Overview
Understand what effect-auth provides and how its layers fit together.
effect-auth is a composable, Effect-native authentication toolkit for TypeScript. It provides typed authentication flows, HTTP operations, and runtime services without requiring every application to adopt the same routes or architecture.
Alpha: effect-auth is under active development. APIs, schemas, and migrations may change between releases. Pin versions, review release notes, and test upgrades before using them in production.
One toolkit, three integration levels
Choose the highest level that fits each endpoint. You can mix levels in one application and move lower only where you need more control.
more convenience more control
Presets ─────────▶ HTTP Operations ─────────▶ Primitives
ready contract your routes your workflow| Level | Best when | Your application owns |
|---|---|---|
| Presets | The built-in /auth/* contract fits | Configuration, dependencies, and deployment |
| HTTP Operations | You need custom routes, schemas, or middleware | The public HTTP boundary and client contract |
| Primitives | Authentication belongs inside a custom domain workflow | Orchestration, transport, security policy, and error mapping |
Read Architecture for the boundaries and tradeoffs.
The shortest path
The primary quick-start deploys the complete preset to Cloudflare Workers with Alchemy v2. It provisions D1 for durable auth state, a Send Email binding for email flows, and a Durable Object for rate limiting.
browser → Cloudflare Worker → effect-auth → D1
├────────→ Send Email
└────────→ rate limiterStart with Installation, then follow the Quick Start. The guide gives you a working baseline before you customize contracts or flows.
What you can assemble
| Category | Included building blocks |
|---|---|
| Sign-in | Password, email OTP, magic links, passkeys, and OAuth composition |
| Account security | TOTP, recovery codes, MFA, step-up, verification, and recovery |
| Sessions and access | Cookie sessions, session management, guards, API keys, and token recipes |
| Runtime capabilities | Storage contracts, cryptography, mail delivery, rate limiting, and typed errors |
Begin with Authentication for feature guides. Use Recipes for focused additions such as protecting endpoints, adding passkeys, issuing tokens, or splitting workers.
Database first
Authentication depends on durable security state: users, credentials, sessions, challenges, passkeys, recovery codes, and revocations. Choose the database and migration strategy early, not after designing the UI.

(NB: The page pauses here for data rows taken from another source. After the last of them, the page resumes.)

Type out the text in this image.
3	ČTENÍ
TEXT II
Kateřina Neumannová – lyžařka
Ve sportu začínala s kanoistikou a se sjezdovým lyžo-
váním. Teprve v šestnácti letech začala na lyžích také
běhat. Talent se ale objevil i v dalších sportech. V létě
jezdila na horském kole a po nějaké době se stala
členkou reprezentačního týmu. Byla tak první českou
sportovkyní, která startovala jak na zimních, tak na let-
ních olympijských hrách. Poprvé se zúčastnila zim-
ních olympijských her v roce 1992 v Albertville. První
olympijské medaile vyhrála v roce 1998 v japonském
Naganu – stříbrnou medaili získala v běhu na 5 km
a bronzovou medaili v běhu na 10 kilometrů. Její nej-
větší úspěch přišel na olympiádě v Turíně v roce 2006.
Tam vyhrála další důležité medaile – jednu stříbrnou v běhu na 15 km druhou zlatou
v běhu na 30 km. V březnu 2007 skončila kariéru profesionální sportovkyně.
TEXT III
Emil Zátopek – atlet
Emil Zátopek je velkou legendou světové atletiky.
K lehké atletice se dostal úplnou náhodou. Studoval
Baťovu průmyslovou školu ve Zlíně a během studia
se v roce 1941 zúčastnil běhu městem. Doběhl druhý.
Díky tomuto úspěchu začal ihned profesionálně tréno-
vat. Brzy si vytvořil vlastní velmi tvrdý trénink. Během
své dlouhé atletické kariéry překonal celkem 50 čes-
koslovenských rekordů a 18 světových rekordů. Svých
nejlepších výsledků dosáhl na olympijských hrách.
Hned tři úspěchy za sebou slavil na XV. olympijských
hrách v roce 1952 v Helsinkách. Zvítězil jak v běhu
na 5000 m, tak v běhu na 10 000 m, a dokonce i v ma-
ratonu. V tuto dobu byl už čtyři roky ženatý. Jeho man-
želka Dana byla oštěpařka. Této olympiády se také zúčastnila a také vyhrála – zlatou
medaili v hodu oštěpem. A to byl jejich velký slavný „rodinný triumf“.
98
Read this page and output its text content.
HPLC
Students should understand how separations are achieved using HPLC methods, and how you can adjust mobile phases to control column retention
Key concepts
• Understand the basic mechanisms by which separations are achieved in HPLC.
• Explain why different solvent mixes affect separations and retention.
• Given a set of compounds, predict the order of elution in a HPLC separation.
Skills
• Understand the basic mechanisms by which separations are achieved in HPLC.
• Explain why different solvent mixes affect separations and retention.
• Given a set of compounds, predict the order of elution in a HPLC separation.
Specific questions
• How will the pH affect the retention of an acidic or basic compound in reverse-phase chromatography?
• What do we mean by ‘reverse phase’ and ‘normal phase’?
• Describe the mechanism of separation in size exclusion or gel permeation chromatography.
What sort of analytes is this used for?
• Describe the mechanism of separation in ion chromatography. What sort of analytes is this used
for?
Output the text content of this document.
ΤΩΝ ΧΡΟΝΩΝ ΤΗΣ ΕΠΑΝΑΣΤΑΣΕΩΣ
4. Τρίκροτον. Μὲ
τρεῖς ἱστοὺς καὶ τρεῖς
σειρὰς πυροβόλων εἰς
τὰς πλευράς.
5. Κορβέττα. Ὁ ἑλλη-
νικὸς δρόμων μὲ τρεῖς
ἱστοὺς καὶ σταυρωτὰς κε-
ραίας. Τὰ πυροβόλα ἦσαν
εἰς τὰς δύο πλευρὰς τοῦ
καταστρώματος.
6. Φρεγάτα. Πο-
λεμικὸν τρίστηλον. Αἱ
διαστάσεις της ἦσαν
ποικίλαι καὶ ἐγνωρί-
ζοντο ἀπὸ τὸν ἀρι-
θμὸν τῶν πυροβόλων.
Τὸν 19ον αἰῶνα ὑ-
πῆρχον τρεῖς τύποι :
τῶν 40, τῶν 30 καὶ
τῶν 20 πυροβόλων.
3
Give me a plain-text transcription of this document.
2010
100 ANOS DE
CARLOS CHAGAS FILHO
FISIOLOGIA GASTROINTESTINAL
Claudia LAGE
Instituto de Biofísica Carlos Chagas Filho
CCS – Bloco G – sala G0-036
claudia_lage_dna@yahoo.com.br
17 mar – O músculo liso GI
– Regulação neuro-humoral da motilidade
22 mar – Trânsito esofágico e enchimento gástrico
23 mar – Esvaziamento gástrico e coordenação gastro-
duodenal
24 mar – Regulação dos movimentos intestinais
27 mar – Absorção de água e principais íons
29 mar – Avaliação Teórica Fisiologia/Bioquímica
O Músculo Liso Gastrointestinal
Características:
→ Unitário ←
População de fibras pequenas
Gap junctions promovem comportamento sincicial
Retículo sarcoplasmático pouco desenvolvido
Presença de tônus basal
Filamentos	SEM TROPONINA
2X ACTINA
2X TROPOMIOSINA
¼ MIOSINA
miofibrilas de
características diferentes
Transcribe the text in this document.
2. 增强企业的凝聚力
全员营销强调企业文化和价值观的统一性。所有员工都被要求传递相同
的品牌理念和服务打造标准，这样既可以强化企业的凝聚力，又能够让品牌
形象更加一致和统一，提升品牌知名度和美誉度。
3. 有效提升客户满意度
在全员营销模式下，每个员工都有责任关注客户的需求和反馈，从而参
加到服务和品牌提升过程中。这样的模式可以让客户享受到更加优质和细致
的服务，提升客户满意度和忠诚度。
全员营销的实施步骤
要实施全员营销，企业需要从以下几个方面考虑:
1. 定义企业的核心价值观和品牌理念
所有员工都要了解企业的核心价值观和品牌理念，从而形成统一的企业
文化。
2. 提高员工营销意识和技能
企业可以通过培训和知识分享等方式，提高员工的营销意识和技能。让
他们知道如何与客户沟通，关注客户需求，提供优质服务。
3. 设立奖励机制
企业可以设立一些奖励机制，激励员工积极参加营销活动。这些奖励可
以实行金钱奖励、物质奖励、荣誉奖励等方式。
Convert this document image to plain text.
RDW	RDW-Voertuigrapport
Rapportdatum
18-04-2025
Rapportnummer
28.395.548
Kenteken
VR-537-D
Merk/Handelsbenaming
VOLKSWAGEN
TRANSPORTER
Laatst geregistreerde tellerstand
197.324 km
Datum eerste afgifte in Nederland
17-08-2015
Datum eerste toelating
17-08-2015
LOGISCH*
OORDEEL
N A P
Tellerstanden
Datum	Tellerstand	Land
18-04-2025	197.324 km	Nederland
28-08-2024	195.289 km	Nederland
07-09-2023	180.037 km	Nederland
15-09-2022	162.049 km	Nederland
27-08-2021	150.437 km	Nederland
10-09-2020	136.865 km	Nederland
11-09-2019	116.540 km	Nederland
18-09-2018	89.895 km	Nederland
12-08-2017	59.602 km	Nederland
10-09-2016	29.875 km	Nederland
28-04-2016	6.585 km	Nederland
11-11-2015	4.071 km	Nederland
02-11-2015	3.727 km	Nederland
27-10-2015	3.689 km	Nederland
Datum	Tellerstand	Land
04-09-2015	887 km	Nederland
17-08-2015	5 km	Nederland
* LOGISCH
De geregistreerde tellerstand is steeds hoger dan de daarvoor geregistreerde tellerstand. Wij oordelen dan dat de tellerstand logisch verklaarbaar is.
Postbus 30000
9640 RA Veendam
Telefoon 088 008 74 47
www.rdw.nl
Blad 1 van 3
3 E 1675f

The maintained adapter targets SQLite, including Cloudflare D1. Other databases require implementations of the public store contracts with equivalent transactional and concurrency behavior. Your application owns migrations, backups, retention, and recovery. See Storage before selecting a deployment shape.
Where should I start?
| Your situation | Start here |
|---|---|
| New Cloudflare project; the standard contract works | Quick Start |
| Existing project; you need packages and compatibility guidance | Installation |
| Unsure whether to use presets, operations, or primitives | Architecture |
| Choosing sign-in or MFA features | Authentication |
| Choosing D1, SQLite, or a custom adapter | Storage |
| Adding one focused capability to an existing integration | Recipes |
| Preparing a real deployment | Production |
For most first integrations: use the Cloudflare preset path, prove the full flow, then customize only the boundaries your product actually needs.